Türkiye Büyük Millet Meclisi (TBMM) Dilekçe Komisyonu’na yapılan sıra dışı bir başvuru, ülkedeki zorunlu askerlik sistemini yeniden tartışmaya açtı. Bir vatandaş tarafından sunulan dilekçe, mevcut uygulamanın yalnızca erkekleri kapsamasının, Anayasa’da yer alan “eşitlik ilkesi”ne aykırı olduğunu ileri sürerek, kadınların da tıpkı erkekler gibi zorunlu askerlik hizmetine dahil edilmesini talep ediyor.
Teklifin gerekçesinde, yurttaşlık görevlerinin ve sorumluluklarının cinsiyet ayrımı gözetmeksizin eşit dağıtılması gerektiği vurgulanıyor. Dilekçe sahibi, böylesi bir düzenlemenin toplumsal eşitlik ve ortak vatan savunması bilinci açısından daha adil bir zemin oluşturacağını savunuyor. Bu talep, Türkiye’de yıllardır süregelen askerlik yükünün sadece erkeklerin omuzlarında olmasının yarattığı toplumsal algıyı da sorgulamaya itiyor.
Mevcut Durum ve Teklifin Niteliği
Şu anki yasal düzenlemeye göre, askerlik hizmeti Türkiye Cumhuriyeti’nde sadece 20 yaşını doldurmuş erkek vatandaşlar için zorunludur. Kadınlar ise Türk Silahlı Kuvvetleri (TSK) bünyesinde subay, astsubay veya uzman personel olarak gönüllü ve profesyonel kariyer yapma imkanına sahipler.
TBMM Komisyonu’na sunulan bu başvuru, halihazırda kanun teklifi niteliği taşımaktan ziyade, bir vatandaşın mevcut sisteme dair görüş ve önerisini ifade etme yoludur.

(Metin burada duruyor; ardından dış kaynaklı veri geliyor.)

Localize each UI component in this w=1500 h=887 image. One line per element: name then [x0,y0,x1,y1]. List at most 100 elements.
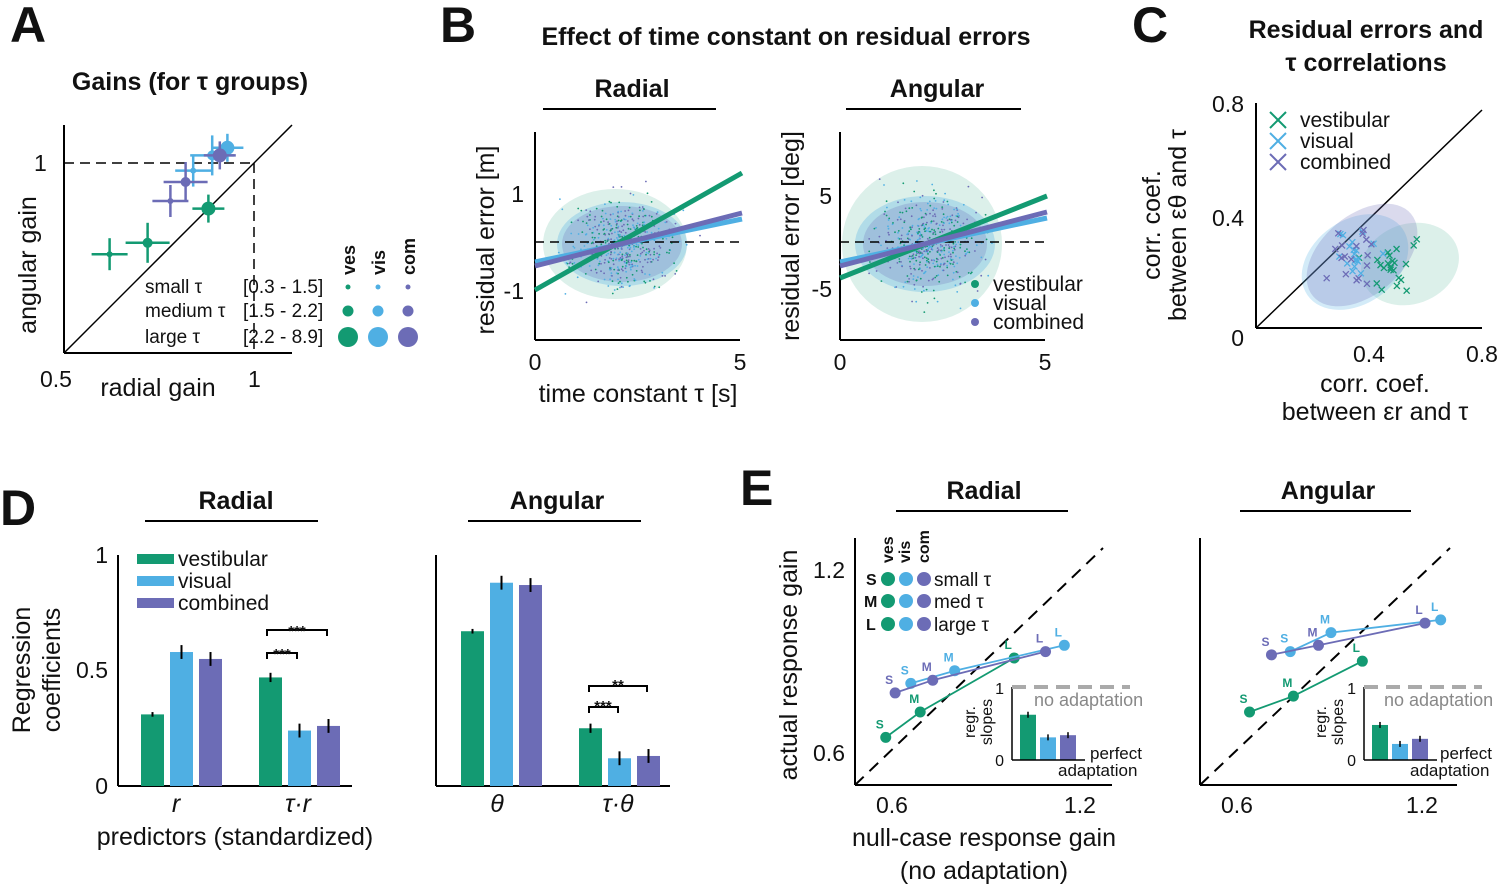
scatter-dot [620,231,623,234]
scatter-dot [934,200,937,202]
scatter-dot [671,236,674,239]
scatter-dot [935,260,938,263]
scatter-dot [649,261,652,263]
scatter-dot [622,229,625,232]
scatter-dot [585,233,588,235]
scatter-dot [966,251,969,254]
c-cross-vestibular [1377,261,1384,269]
scatter-dot [932,209,934,212]
scatter-dot [970,237,973,240]
scatter-dot [959,243,962,246]
scatter-dot [624,218,627,221]
scatter-dot [939,254,942,256]
scatter-dot [658,245,661,248]
scatter-dot [928,200,931,203]
scatter-dot [919,196,922,199]
scatter-dot [645,251,648,254]
scatter-dot [629,255,631,258]
e-xlabel-1: null-case response gain [852,824,1116,852]
scatter-dot [957,212,959,215]
b-angular-ytick-5: 5 [819,183,832,209]
scatter-dot [652,278,655,281]
scatter-dot [644,273,646,275]
scatter-dot [611,275,613,277]
scatter-dot [619,286,621,289]
scatter-dot [922,222,925,225]
e-angular-xtick-12: 1.2 [1406,792,1438,818]
c-cross-combined [1353,276,1361,284]
scatter-dot [967,272,970,274]
scatter-dot [609,253,612,256]
scatter-dot [624,231,627,234]
scatter-dot [625,256,628,259]
scatter-dot [922,285,924,288]
scatter-dot [572,245,575,248]
c-cross-visual [1351,263,1359,271]
scatter-dot [878,235,881,238]
panel-label-e: E [740,460,773,516]
d-pred-r: r [172,790,182,818]
scatter-dot [926,302,929,304]
scatter-dot [964,254,967,257]
e-point-angular-visual-2 [1435,614,1447,626]
scatter-dot [644,281,647,284]
scatter-dot [641,271,644,274]
scatter-dot [621,248,623,250]
scatter-dot [603,278,606,281]
scatter-dot [926,221,928,224]
scatter-dot [650,201,653,203]
scatter-dot [897,231,899,234]
scatter-dot [935,275,938,277]
e-row-key-l: L [866,617,876,634]
e-radial-inset-ylabel-2: slopes [979,699,996,745]
scatter-dot [643,221,646,224]
scatter-dot [557,251,560,254]
scatter-dot [939,245,942,248]
scatter-dot [938,224,941,227]
scatter-dot [921,253,924,256]
scatter-dot [926,266,929,268]
scatter-dot [699,234,701,237]
scatter-dot [609,278,611,281]
scatter-dot [911,226,913,229]
scatter-dot [629,246,632,249]
scatter-dot [603,261,606,264]
scatter-dot [607,233,610,235]
scatter-dot [939,231,941,234]
e-angular-inset-tick-1: 1 [1347,681,1356,698]
scatter-dot [941,257,944,259]
e-row-key-s: S [866,572,877,589]
scatter-dot [943,228,946,231]
scatter-dot [611,292,614,295]
c-cross-combined [1323,274,1331,282]
scatter-dot [591,232,594,234]
scatter-dot [559,198,561,201]
scatter-dot [929,212,931,215]
scatter-dot [600,243,603,246]
scatter-dot [642,215,645,218]
scatter-dot [955,255,957,258]
scatter-dot [632,219,635,222]
scatter-dot [923,271,926,274]
scatter-dot [962,203,965,206]
a-col-com: com [399,238,419,275]
scatter-dot [900,234,903,237]
a-dot-vis-large [368,327,388,347]
scatter-dot [634,279,637,282]
scatter-dot [969,272,972,275]
scatter-dot [662,237,664,240]
scatter-dot [980,274,983,277]
scatter-dot [616,205,619,208]
scatter-dot [631,218,634,221]
c-cross-vestibular [1410,241,1418,249]
scatter-dot [600,221,602,223]
d-pred-theta: θ [490,790,504,818]
scatter-dot [875,270,878,272]
scatter-dot [630,259,633,262]
scatter-dot [636,254,639,256]
scatter-dot [880,280,883,282]
scatter-dot [568,266,570,268]
b-radial-xtick-5: 5 [734,349,747,375]
scatter-dot [912,253,915,256]
scatter-dot [932,289,935,292]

Yani bu aşamada, kadınlar için zorunlu askerliğin kabul edildiği veya yakın zamanda yürürlüğe gireceği anlamına gelmiyor. Ancak dilekçenin kamuoyunda yarattığı yankı, konunun potansiyel bir yasal düzenleme için önünü açıp açmayacağı sorusunu gündeme getiriyor.
Dünyadan Örnekler: Bir Dönüşümün İşareti mi?
Dünyada, özellikle kuzey avrupa ve orta doğu coğrafyasında, kadınların zorunlu askerlik sistemine dahil edildiği başarılı örnekler mevcut. Norveç, İsveç, Finlandiya gibi gelişmiş ülkelerin yanı sıra, İsrail gibi stratejik zorunlulukları olan ülkeler de bu uygulamayı hayata geçirmiş durumda. Bu ülkelerdeki deneyimler, kadınların fiziksel ve zihinsel olarak askeri görevleri başarıyla yerine getirebildiğini ve orduların muharebe yeteneklerini güçlendirdiğini gösteriyor.
TBMM'ye sunulan bu dilekçe, Türkiye’nin de küresel eğilimleri takip ederek askerlik sisteminde köklü bir reforma gidip gitmeyeceği konusunda önemli bir işaret fişeği olarak değerlendirilebilir. Dilekçe Komisyonu’nun bu başvuruyu nasıl ele alacağı ve konunun siyasetin ana gündem maddelerinden biri haline gelip gelmeyeceği, önümüzdeki günlerde netlik kazanacak.